Dima-Ampao membandingkan situasinya secara tidak menguntungkan dengan para korban konflik di Suriah dan Lebanon, di mana dia mengatakan pemerintah membangun kembali rumah dalam satu atau dua tahun. “Tapi di Marawi, itu tidak terjadi,” katanya. “Mereka tidak memberi kami apa-apa.”
Sekarang, dia merasa agak terobati oleh proses kompensasi, yang menurutnya berjalan lancar. Dia telah menerima $6.100 sebagai kompensasi atas kematian ibunya dan menunggu klaim properti yang hilang keluarganya diproses.
Dewan kompensasi telah mengadopsi pendekatan berbasis data, memetakan properti yang rusak dan hancur pada peta 3D dan mencocokkannya dengan klaim.
Dewan juga memungkinkan penduduk untuk membuktikan kepemilikan properti melalui cara lain, seperti mengundang saksi, jika dokumen mereka hilang dalam pengepungan.
“Mereka hanya membawa mereka, keluarga mereka, dan pakaian mereka di punggung,” kata Dandaman-Latiph. “Kami tidak ingin memberatkan mereka.”
‘Kota mati’
Namun, meskipun penduduk mulai menerima kompensasi, pembayaran tersebut tidak akan membangun kembali kota Marawi, yang masih sebagian besar dalam keadaan hancur.

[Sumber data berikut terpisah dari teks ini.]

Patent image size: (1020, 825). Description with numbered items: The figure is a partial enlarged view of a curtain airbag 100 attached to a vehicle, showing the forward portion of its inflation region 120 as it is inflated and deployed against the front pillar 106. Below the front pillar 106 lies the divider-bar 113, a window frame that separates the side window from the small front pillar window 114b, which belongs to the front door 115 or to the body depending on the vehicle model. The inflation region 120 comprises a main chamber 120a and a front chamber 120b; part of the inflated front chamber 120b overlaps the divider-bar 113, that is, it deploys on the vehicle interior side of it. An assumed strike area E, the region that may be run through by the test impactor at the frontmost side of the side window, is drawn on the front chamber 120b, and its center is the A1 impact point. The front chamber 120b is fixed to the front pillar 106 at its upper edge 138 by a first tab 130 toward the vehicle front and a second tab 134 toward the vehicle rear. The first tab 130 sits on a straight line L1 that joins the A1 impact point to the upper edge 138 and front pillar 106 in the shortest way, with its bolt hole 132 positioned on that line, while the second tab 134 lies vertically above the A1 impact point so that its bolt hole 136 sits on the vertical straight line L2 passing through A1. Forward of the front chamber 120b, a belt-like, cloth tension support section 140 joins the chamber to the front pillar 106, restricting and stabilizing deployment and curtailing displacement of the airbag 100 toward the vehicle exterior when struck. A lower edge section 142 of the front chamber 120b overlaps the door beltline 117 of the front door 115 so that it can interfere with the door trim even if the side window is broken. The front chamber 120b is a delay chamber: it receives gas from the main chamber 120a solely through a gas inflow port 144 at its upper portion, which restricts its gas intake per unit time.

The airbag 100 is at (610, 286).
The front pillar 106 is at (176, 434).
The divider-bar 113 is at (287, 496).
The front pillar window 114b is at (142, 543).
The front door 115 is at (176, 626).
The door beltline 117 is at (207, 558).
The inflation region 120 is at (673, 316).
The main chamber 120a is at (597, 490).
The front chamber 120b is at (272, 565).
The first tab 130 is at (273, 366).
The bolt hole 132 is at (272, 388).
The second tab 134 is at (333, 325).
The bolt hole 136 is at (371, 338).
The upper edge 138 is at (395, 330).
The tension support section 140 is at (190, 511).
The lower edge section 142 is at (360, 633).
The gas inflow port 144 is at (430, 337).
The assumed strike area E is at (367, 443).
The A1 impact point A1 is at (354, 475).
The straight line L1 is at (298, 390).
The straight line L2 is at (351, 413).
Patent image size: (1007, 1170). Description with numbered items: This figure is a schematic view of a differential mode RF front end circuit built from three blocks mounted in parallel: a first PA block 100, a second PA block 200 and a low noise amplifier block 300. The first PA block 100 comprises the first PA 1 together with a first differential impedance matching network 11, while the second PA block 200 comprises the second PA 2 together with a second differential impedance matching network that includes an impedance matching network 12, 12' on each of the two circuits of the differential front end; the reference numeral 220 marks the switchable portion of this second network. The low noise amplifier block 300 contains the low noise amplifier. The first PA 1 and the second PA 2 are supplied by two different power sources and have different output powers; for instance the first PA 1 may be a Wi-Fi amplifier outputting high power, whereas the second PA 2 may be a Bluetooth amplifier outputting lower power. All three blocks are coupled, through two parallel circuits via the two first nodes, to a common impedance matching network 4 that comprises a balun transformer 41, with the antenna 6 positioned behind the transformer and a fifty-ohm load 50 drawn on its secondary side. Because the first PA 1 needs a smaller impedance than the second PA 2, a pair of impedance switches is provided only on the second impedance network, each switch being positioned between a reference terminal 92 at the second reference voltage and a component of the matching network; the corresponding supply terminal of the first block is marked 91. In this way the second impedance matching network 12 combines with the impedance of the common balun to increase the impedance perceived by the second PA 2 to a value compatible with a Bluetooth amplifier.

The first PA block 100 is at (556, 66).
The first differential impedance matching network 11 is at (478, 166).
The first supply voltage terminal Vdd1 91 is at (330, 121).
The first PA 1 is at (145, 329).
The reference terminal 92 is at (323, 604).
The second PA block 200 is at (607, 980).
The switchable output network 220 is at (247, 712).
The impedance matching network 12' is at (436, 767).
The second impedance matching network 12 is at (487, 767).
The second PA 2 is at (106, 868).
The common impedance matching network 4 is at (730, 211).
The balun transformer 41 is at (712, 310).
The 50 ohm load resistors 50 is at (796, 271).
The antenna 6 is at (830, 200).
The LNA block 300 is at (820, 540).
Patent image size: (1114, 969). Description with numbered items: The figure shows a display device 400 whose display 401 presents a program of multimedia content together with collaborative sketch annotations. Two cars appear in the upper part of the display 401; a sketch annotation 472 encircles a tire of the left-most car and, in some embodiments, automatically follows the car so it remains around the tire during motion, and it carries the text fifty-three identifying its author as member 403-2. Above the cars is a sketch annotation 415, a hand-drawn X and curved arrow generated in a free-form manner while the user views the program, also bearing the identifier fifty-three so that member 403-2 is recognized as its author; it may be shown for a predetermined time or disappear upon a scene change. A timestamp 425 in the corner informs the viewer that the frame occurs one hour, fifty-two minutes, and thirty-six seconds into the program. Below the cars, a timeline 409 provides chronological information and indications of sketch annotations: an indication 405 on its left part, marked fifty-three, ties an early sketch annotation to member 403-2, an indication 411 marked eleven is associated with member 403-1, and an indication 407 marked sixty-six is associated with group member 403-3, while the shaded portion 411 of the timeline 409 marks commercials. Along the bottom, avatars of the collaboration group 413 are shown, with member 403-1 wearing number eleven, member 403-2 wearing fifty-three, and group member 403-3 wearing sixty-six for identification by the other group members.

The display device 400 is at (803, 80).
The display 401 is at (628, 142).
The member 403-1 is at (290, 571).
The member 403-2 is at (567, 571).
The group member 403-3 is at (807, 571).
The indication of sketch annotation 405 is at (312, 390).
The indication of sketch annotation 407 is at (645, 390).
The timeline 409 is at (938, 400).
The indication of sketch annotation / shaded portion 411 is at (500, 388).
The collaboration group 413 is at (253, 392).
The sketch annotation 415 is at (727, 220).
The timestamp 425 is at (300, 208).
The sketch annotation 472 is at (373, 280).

Pusat komersial Marawi yang dahulu berdiri kosong. Rumpun-rumpun dan bunga liar telah mengambil alih tanah kosong dan melilit bangunan-bangunan yang hancur.
Di dekat masjid terbesar kota, yang dibangun kembali dengan cepat setelah pengepungan, satu keluarga sedang membangun rumah mereka. Tiga blok dari sana, seorang pria menjual dodol, sebuah kue beras berkleister, dari gerobak jalanan.
Tetapi toko dan restoran yang dulunya membuat Marawi populer sebagai pusat perdagangan dan tujuan kuliner tidak kembali, memberikan sedikit insentif bagi penduduk untuk kembali.
Stadion dan pusat konvensi yang baru dibangun berdiri di tepi Danau Lanao – permata dari proyek pembangunan ulang pemerintahan Duterte. Namun, mereka jarang digunakan, dan mereka menjadi sasaran bagi orang-orang yang menginginkan uang itu digunakan untuk perumahan dan penciptaan lapangan kerja.
“Anda pikir itu prioritas bagi orang-orang yang tidak memiliki mata pencaharian untuk bermain tenis atau berlari atau jogging atau bermain sepak bola? Yang mereka butuhkan adalah mata pencaharian,” kata Acram Latiph, seorang profesor di Universitas Negeri Mindanao.
“Banyak sumber daya yang terbuang,” katanya. “Yang mereka lakukan hanya memperpanjang penderitaan orang.”
Desember lalu, serangan bom selama misa Katolik di Universitas Negeri Mindanao mengingatkan akan ancaman yang masih ada di wilayah tersebut.
Empat orang tewas dan setidaknya 50 terluka dalam serangan yang diklaim oleh ISIL.
“Bukan pertanyaan apakah itu akan terjadi. Ini pertanyaan kapan,” kata Latiph. “Mereka seperti kecoa.”
Meskipun demikian, banyak penduduk menyalahkan pihak berwenang atas apa yang terjadi di Marawi dan mempertanyakan apakah pengepungan harus terjadi pada awalnya.
“Mereka bilang mari kita hanya mengorbankan Marawi dan mengkompensasi orang setelahnya,” katanya. “Itu adalah keputusan sulit.”
Latiph berharap bahwa dewan kompensasi akan memberikan bantuan yang lama ditunggu-tunggu kepada penduduk, tetapi dia skeptis apakah Marawi akan pernah dibangun kembali.
“Ini sudah kota mati,” katanya. “Saya tidak mengharapkan kota itu kembali seperti sebelumnya.”